VIDA VIRTUAL



 
        Todo mundo fala em vida virtual, amores virtuais, sites de relacionamento, tablets e cia...mas, isso tudo, de certa forma, é muito recente. Eu comecei a me tornar um ser virtual há 30 anos; há 25, o processo se completou. Sou, deveras, a mais antiga criatura virtual que conheço... a mais antiga, ou quase... E não sobrou quase nenhuma rua, estrada, vereda por onde eu possa seguir para  tentar voltar a ser imediata, real.
               Na verdade, muito antes de mim e  disso tudo, Fernando Pessoa já afirmava, no poema "Tabacaria": "(E penso: talvez nunca vivesses nem estudasses nem amasses nem cresses/ (Porque é possível fazer a realidade de tudo isso sem fazer nada disso.")
               Então, a Internet e a tecnologia de ponta constituem, em última análise, meros instrumentais de uma virtualidade contemporânea. Virtuais sem esse nome sempre foram os artistas presos à  radicalidade  de um certo sentimento de não presença, de "não se estar onde se está", de ser-se um exilado permanente, um estrangeiro, um "não-pertencido a". Para muitos, isso constitui apenas o sinal de uma patologia. Quem sou eu para dizer que não o é, uma patologia. Há um poeta dos Estados Unidos, de cujo nome não me lembro no momento, para quem "a linguagem é um vírus."
               Dou-me conta de que me desviei brutalmente do rumo que essa prosa  prometia seguir, a partir da escrita no primeiro parágrafo.

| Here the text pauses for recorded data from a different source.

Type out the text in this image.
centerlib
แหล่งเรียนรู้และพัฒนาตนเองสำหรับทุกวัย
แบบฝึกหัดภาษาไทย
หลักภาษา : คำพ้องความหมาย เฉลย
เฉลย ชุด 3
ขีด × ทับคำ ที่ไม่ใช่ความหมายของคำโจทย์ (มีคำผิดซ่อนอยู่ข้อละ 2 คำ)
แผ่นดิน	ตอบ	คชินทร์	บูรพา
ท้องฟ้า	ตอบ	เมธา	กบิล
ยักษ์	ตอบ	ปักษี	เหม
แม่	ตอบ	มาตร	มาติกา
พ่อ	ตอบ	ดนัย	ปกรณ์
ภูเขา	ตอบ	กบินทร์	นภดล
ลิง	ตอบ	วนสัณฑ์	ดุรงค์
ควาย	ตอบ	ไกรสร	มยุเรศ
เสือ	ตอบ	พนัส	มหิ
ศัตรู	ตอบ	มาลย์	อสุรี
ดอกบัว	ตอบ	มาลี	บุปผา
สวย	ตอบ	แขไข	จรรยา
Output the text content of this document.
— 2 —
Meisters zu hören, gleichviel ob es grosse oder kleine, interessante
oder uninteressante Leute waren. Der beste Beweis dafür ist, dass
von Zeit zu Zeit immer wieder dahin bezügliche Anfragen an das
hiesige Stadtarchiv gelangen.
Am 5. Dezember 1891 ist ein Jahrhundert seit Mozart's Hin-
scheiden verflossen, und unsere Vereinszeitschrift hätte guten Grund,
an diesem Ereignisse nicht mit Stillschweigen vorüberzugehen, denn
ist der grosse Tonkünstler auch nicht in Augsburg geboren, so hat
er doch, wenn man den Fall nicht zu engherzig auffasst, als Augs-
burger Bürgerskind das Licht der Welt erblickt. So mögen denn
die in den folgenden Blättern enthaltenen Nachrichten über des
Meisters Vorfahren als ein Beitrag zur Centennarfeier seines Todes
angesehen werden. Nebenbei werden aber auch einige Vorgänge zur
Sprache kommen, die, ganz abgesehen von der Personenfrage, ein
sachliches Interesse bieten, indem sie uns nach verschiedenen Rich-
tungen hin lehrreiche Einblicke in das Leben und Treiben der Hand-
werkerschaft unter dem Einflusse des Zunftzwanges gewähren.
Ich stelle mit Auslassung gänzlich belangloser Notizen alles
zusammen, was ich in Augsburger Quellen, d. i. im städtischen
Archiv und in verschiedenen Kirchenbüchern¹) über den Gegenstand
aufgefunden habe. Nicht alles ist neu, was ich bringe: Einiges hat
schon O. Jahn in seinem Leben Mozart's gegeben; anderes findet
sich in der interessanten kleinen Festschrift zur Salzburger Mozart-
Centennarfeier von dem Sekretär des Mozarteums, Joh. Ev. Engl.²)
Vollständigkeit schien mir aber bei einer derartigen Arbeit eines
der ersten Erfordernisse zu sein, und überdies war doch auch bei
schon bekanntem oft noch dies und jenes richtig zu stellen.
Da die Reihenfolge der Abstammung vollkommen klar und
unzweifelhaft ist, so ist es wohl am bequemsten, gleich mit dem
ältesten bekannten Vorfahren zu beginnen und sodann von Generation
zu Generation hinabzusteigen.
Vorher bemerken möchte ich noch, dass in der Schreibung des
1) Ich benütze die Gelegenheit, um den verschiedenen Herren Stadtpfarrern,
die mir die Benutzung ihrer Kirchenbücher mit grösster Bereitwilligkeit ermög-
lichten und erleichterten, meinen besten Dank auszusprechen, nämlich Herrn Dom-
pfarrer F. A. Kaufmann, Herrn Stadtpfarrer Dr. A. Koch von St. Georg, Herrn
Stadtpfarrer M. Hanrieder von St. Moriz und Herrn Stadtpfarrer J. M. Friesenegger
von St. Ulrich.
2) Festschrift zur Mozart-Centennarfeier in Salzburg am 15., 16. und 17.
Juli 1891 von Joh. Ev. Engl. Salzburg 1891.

Bem... A poesia foi, mesmo, a grande culpada por eu ter me tornado, há 25 anos, um ser virtual "completo". Até aí, pouca novidade: a poesia torna seres virtuais, muitos poetas, o Fernando Pessoa  é exemplo claro disso. No meu caso, a poesia foi o instrumento que me levou ao amor: o amor me tornou uma criatura virtual. Não posso dizer mais, que dizer mais são "outros quinhentos", como diziam os nossos bisavós.   
                  Só posso  terminar dizendo que nunca mais, nunca mais me houve cura possível. Por causa do amor; também por causa da poesia, embora eu não me considere realmente poeta.